Capture SIGINT in Java

Solution 1:

The way to handle this would be to register a shutdown hook. If you use (SIGINT) kill -2 will cause the program to gracefully exit and run the shutdown hooks.

Registers a new virtual-machine shutdown hook.

The Java virtual machine shuts down in response to two kinds of events:

  • The program exits normally, when the last non-daemon thread exits or when the exit (equivalently, System.exit) method is invoked, or

  • The virtual machine is terminated in response to a user interrupt, such as typing ^C, or a system-wide event, such as user logoff or system shutdown.
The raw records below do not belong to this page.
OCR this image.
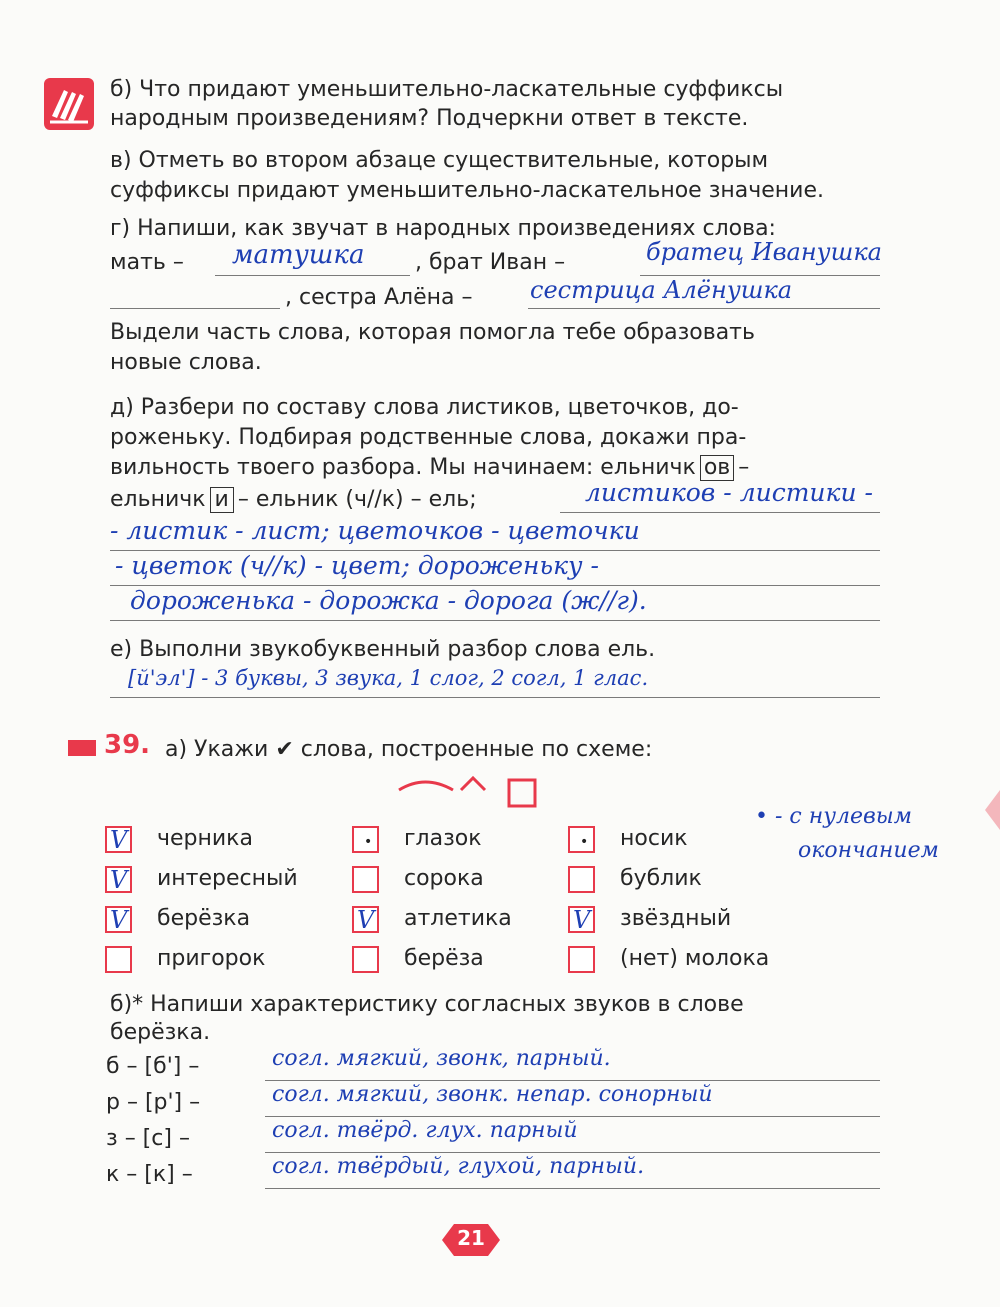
б) Что придают уменьшительно-ласкательные суффиксы
народным произведениям? Подчеркни ответ в тексте.
в) Отметь во втором абзаце существительные, которым
суффиксы придают уменьшительно-ласкательное значение.
г) Напиши, как звучат в народных произведениях слова:
мать – матушка , брат Иван –	братец Иванушка
, сестра Алёна – сестрица Алёнушка
Выдели часть слова, которая помогла тебе образовать
новые слова.
д) Разбери по составу слова листиков, цветочков, до-
роженьку. Подбирая родственные слова, докажи пра-
вильность твоего разбора. Мы начинаем: ельничк ов –
ельничк и – ельник (ч//к) – ель;	листиков - листики -
- листик - лист; цветочков - цветочки
- цветок (ч//к) - цвет; дороженьку -
дороженька - дорожка - дорога (ж//г).
е) Выполни звукобуквенный разбор слова ель.
[й'эл'] - 3 буквы, 3 звука, 1 слог, 2 согл, 1 глас.
39. а) Укажи ✔ слова, построенные по схеме:
• - с нулевым
окончанием
V черника	• глазок	• носик
V интересный	сорока	бублик
V берёзка	V атлетика	V звёздный
пригорок	берёза	(нет) молока
б)* Напиши характеристику согласных звуков в слове
берёзка.
б – [б'] –	согл. мягкий, звонк, парный.
р – [р'] –	согл. мягкий, звонк. непар. сонорный
з – [с] –	согл. твёрд. глух. парный
к – [к] –	согл. твёрдый, глухой, парный.
21
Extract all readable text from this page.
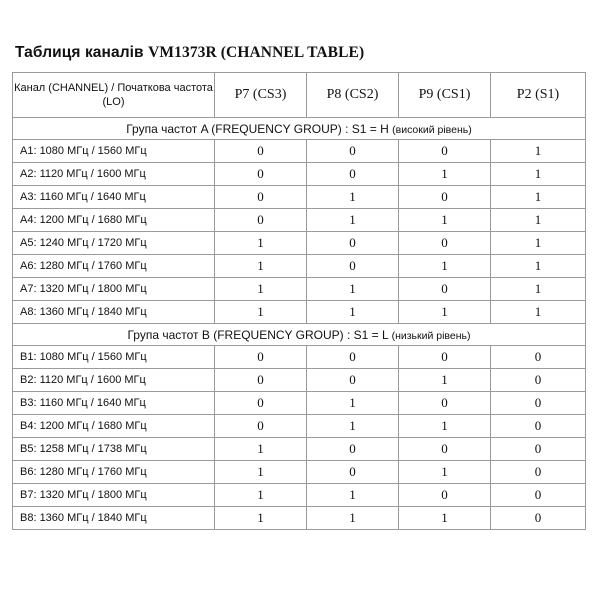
Таблиця каналів VM1373R (CHANNEL TABLE)
Канал (CHANNEL) / Початкова частота (LO)	P7 (CS3)	P8 (CS2)	P9 (CS1)	P2 (S1)
Група частот A (FREQUENCY GROUP) : S1 = H (високий рівень)				
A1: 1080 МГц / 1560 МГц	0	0	0	1
A2: 1120 МГц / 1600 МГц	0	0	1	1
A3: 1160 МГц / 1640 МГц	0	1	0	1
A4: 1200 МГц / 1680 МГц	0	1	1	1
A5: 1240 МГц / 1720 МГц	1	0	0	1
A6: 1280 МГц / 1760 МГц	1	0	1	1
A7: 1320 МГц / 1800 МГц	1	1	0	1
A8: 1360 МГц / 1840 МГц	1	1	1	1
Група частот B (FREQUENCY GROUP) : S1 = L (низький рівень)				
B1: 1080 МГц / 1560 МГц	0	0	0	0
B2: 1120 МГц / 1600 МГц	0	0	1	0
B3: 1160 МГц / 1640 МГц	0	1	0	0
B4: 1200 МГц / 1680 МГц	0	1	1	0
B5: 1258 МГц / 1738 МГц	1	0	0	0
B6: 1280 МГц / 1760 МГц	1	0	1	0
B7: 1320 МГц / 1800 МГц	1	1	0	0
B8: 1360 МГц / 1840 МГц	1	1	1	0
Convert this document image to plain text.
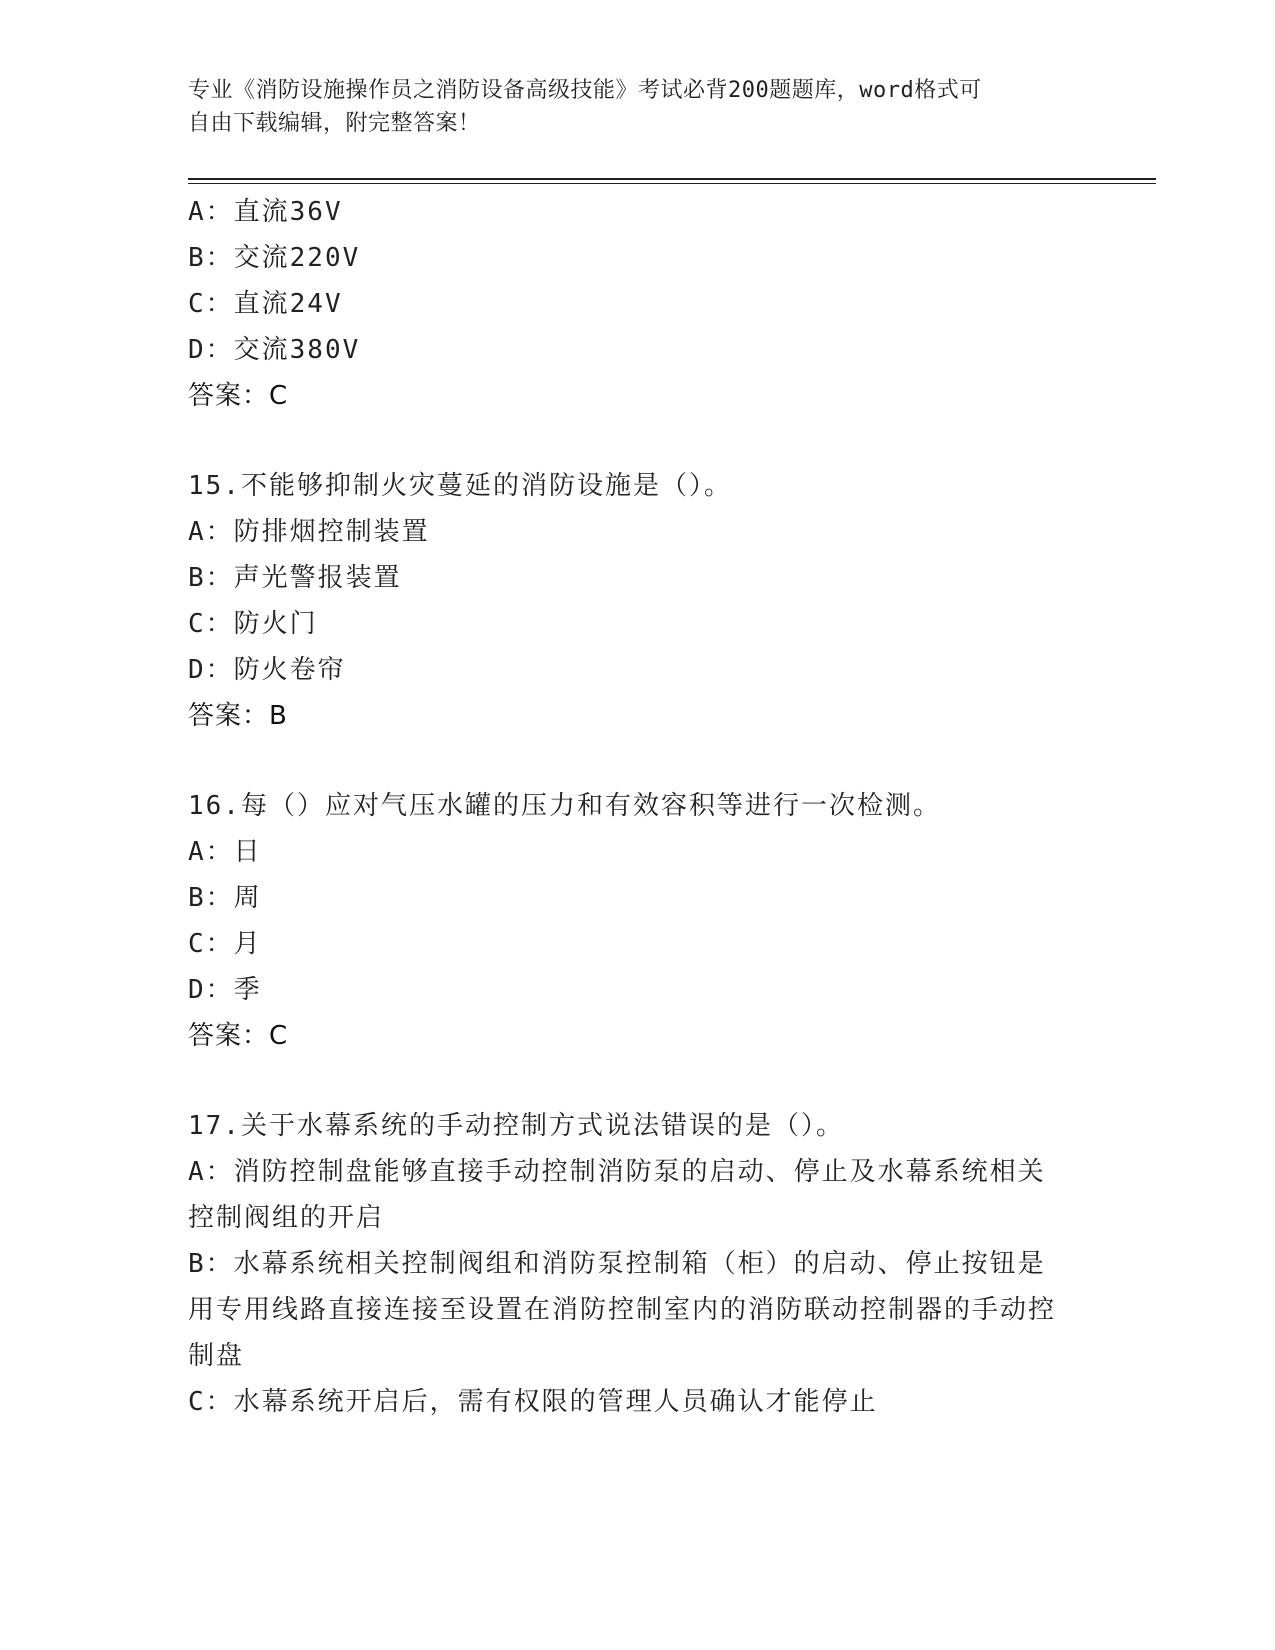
专业《消防设施操作员之消防设备高级技能》考试必背200题题库，word格式可
自由下载编辑，附完整答案！
A：直流36V
B：交流220V
C：直流24V
D：交流380V
答案：C
15.不能够抑制火灾蔓延的消防设施是（）。
A：防排烟控制装置
B：声光警报装置
C：防火门
D：防火卷帘
答案：B
16.每（）应对气压水罐的压力和有效容积等进行一次检测。
A：日
B：周
C：月
D：季
答案：C
17.关于水幕系统的手动控制方式说法错误的是（）。
A：消防控制盘能够直接手动控制消防泵的启动、停止及水幕系统相关控制阀组的开启
B：水幕系统相关控制阀组和消防泵控制箱（柜）的启动、停止按钮是用专用线路直接连接至设置在消防控制室内的消防联动控制器的手动控制盘
C：水幕系统开启后，需有权限的管理人员确认才能停止
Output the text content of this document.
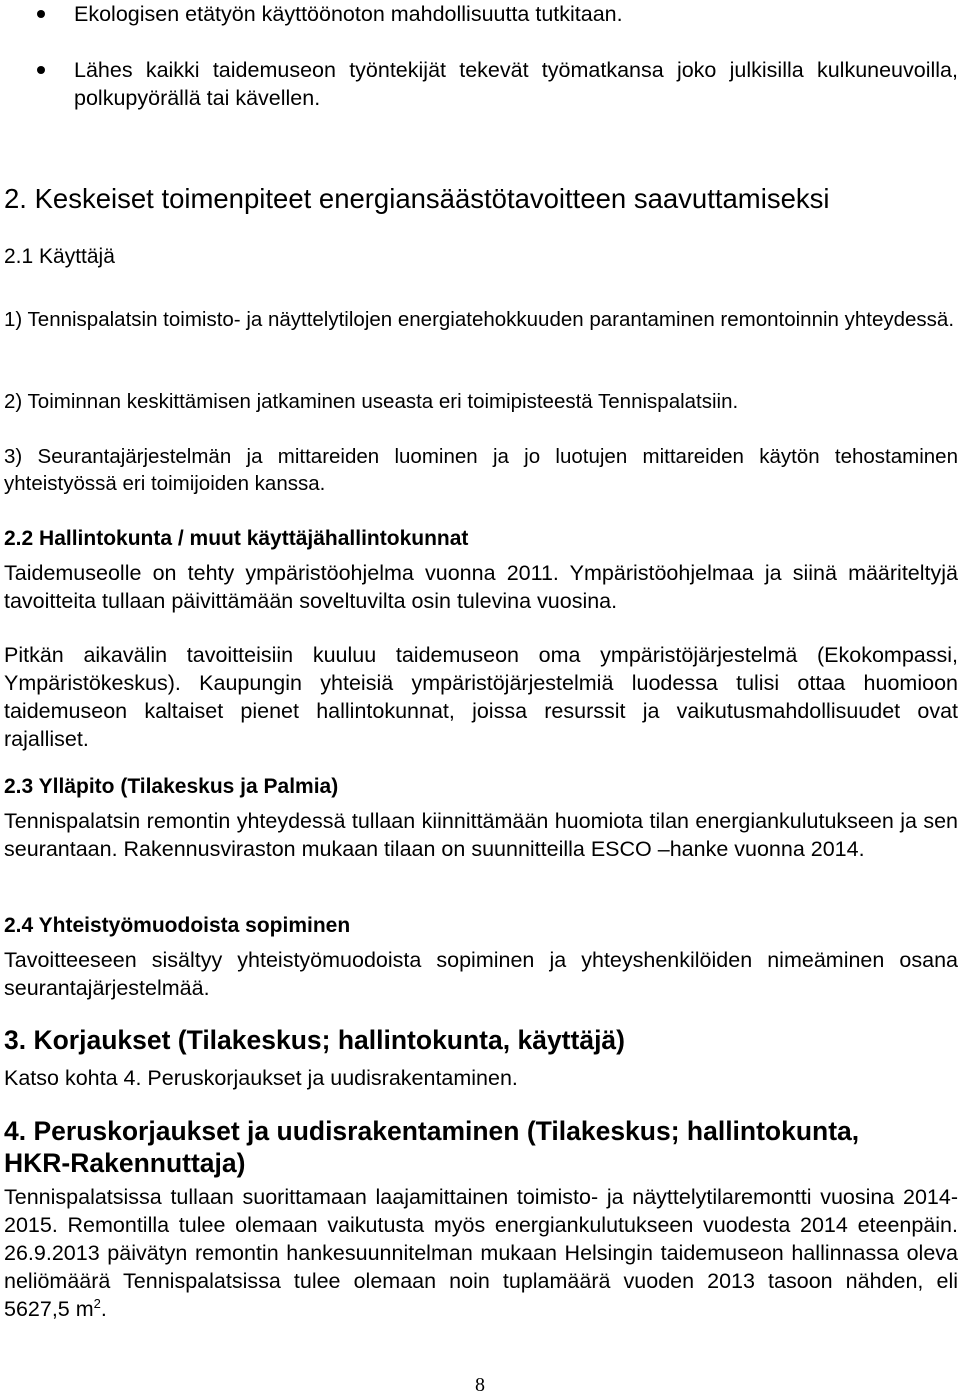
Ekologisen etätyön käyttöönoton mahdollisuutta tutkitaan.
Lähes kaikki taidemuseon työntekijät tekevät työmatkansa joko julkisilla kulkuneuvoilla, polkupyörällä tai kävellen.
2. Keskeiset toimenpiteet energiansäästötavoitteen saavuttamiseksi
2.1 Käyttäjä

1) Tennispalatsin toimisto- ja näyttelytilojen energiatehokkuuden parantaminen remontoinnin yhteydessä.

2) Toiminnan keskittämisen jatkaminen useasta eri toimipisteestä Tennispalatsiin.

3) Seurantajärjestelmän ja mittareiden luominen ja jo luotujen mittareiden käytön tehostaminen yhteistyössä eri toimijoiden kanssa.

2.2 Hallintokunta / muut käyttäjähallintokunnat

Taidemuseolle on tehty ympäristöohjelma vuonna 2011. Ympäristöohjelmaa ja siinä määriteltyjä tavoitteita tullaan päivittämään soveltuvilta osin tulevina vuosina.

Pitkän aikavälin tavoitteisiin kuuluu taidemuseon oma ympäristöjärjestelmä (Ekokompassi, Ympäristökeskus). Kaupungin yhteisiä ympäristöjärjestelmiä luodessa tulisi ottaa huomioon taidemuseon kaltaiset pienet hallintokunnat, joissa resurssit ja vaikutusmahdollisuudet ovat rajalliset.

2.3 Ylläpito (Tilakeskus ja Palmia)

Tennispalatsin remontin yhteydessä tullaan kiinnittämään huomiota tilan energiankulutukseen ja sen seurantaan. Rakennusviraston mukaan tilaan on suunnitteilla ESCO –hanke vuonna 2014.

2.4 Yhteistyömuodoista sopiminen

Tavoitteeseen sisältyy yhteistyömuodoista sopiminen ja yhteyshenkilöiden nimeäminen osana seurantajärjestelmää.

3. Korjaukset (Tilakeskus; hallintokunta, käyttäjä)

Katso kohta 4. Peruskorjaukset ja uudisrakentaminen.

4. Peruskorjaukset ja uudisrakentaminen (Tilakeskus; hallintokunta, HKR-Rakennuttaja)

Tennispalatsissa tullaan suorittamaan laajamittainen toimisto- ja näyttelytilaremontti vuosina 2014-2015. Remontilla tulee olemaan vaikutusta myös energiankulutukseen vuodesta 2014 eteenpäin. 26.9.2013 päivätyn remontin hankesuunnitelman mukaan Helsingin taidemuseon hallinnassa oleva neliömäärä Tennispalatsissa tulee olemaan noin tuplamäärä vuoden 2013 tasoon nähden, eli 5627,5 $m^2$.

8
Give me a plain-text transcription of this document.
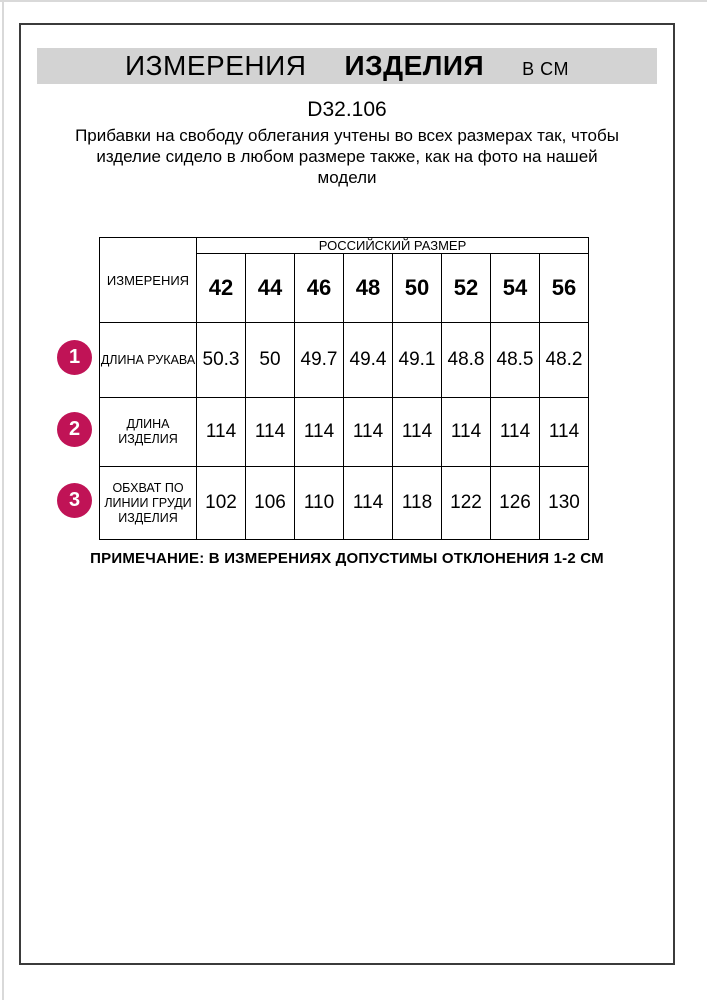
ИЗМЕРЕНИЯ ИЗДЕЛИЯ В СМ
D32.106
Прибавки на свободу облегания учтены во всех размерах так, чтобы
изделие сидело в любом размере также, как на фото на нашей
модели
ИЗМЕРЕНИЯ	РОССИЙСКИЙ РАЗМЕР							
	42	44	46	48	50	52	54	56

ДЛИНА РУКАВА	50.3	50	49.7	49.4	49.1	48.8	48.5	48.2

ДЛИНА
ИЗДЕЛИЯ	114	114	114	114	114	114	114	114

ОБХВАТ ПО
ЛИНИИ ГРУДИ
ИЗДЕЛИЯ	102	106	110	114	118	122	126	130
ПРИМЕЧАНИЕ: В ИЗМЕРЕНИЯХ ДОПУСТИМЫ ОТКЛОНЕНИЯ 1-2 СМ
1
2
3
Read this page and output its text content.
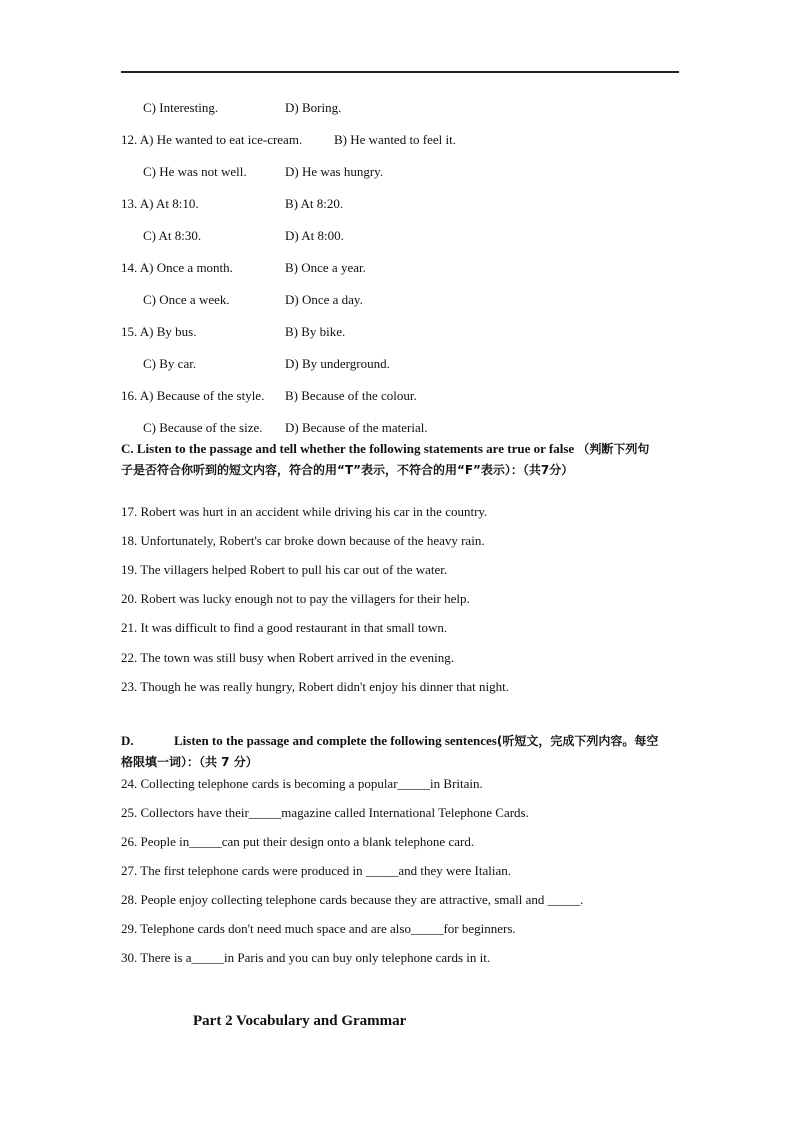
C) Interesting.	D) Boring.
12. A) He wanted to eat ice-cream. B) He wanted to feel it.
C) He was not well.	D) He was hungry.
13. A) At 8:10.	B) At 8:20.
C) At 8:30.	D) At 8:00.
14. A) Once a month.	B) Once a year.
C) Once a week.	D) Once a day.
15. A) By bus.	B) By bike.
C) By car.	D) By underground.
16. A) Because of the style. B) Because of the colour.
C) Because of the size. D) Because of the material.
C. Listen to the passage and tell whether the following statements are true or false （判断下列句
子是否符合你听到的短文内容，符合的用“T”表示，不符合的用“F”表示）：（共7分）
17. Robert was hurt in an accident while driving his car in the country.
18. Unfortunately, Robert's car broke down because of the heavy rain.
19. The villagers helped Robert to pull his car out of the water.
20. Robert was lucky enough not to pay the villagers for their help.
21. It was difficult to find a good restaurant in that small town.
22. The town was still busy when Robert arrived in the evening.
23. Though he was really hungry, Robert didn't enjoy his dinner that night.
D.	Listen to the passage and complete the following sentences(听短文，完成下列内容。每空
格限填一词）：（共 7 分）
24. Collecting telephone cards is becoming a popular_____in Britain.
25. Collectors have their_____magazine called International Telephone Cards.
26. People in_____can put their design onto a blank telephone card.
27. The first telephone cards were produced in _____and they were Italian.
28. People enjoy collecting telephone cards because they are attractive, small and _____.
29. Telephone cards don't need much space and are also_____for beginners.
30. There is a_____in Paris and you can buy only telephone cards in it.
Part 2 Vocabulary and Grammar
I tried the following test program on OSX 10.6.3 and on kill -9 it did NOT run the shutdown hook, didn't think it would. On a kill -15 it DOES run the shutdown hook every time.

public class TestShutdownHook
{
    public static void main(final String[] args) throws InterruptedException
    {
        Runtime.getRuntime().addShutdownHook(new Thread()
        {
            @Override
            public void run()
            {
                System.out.println("Shutdown hook ran!");
            }
        });

        while (true)
        {
            Thread.sleep(1000);
        }
    }
}

This is the documented way to write your own signal handlers that aren't shutdown hooks in Java. Be warned that the com.sun.misc packages and are un-supported and may be changed or go away at any time and probably only exist in the Sun JVM.

Solution 2:

Since at least Java 6, the HotSpot java command has had a -Xrs flag to disable the JVM signal handlers.

If you use it, you need to implement your own SIGINT, SIGTERM, SIGHUP, and SIGQUIT handlers, including one to explicitly call System.exit().

Note: this means the thread dump facility of SIGQUIT is disabled when the -Xrs flag is present.

See https://docs.oracle.com/javase/8/docs/technotes/tools/unix/java.html#BABHDABI (also available on the Windows and Solaris java counterparts).

Solution 3:

Take a look at Integrating Signal and Exception Handling describing the HotSpot JVM's ability do do signal chaining. It does involve some C-level trickery though.

Wouldn't java.lang.Runtime.addShutdownHook(Thread) be enough for your purpose? These hooks are run by the JVM upon termination, including reception of SIGINT, as long as the JVM is able to perform them.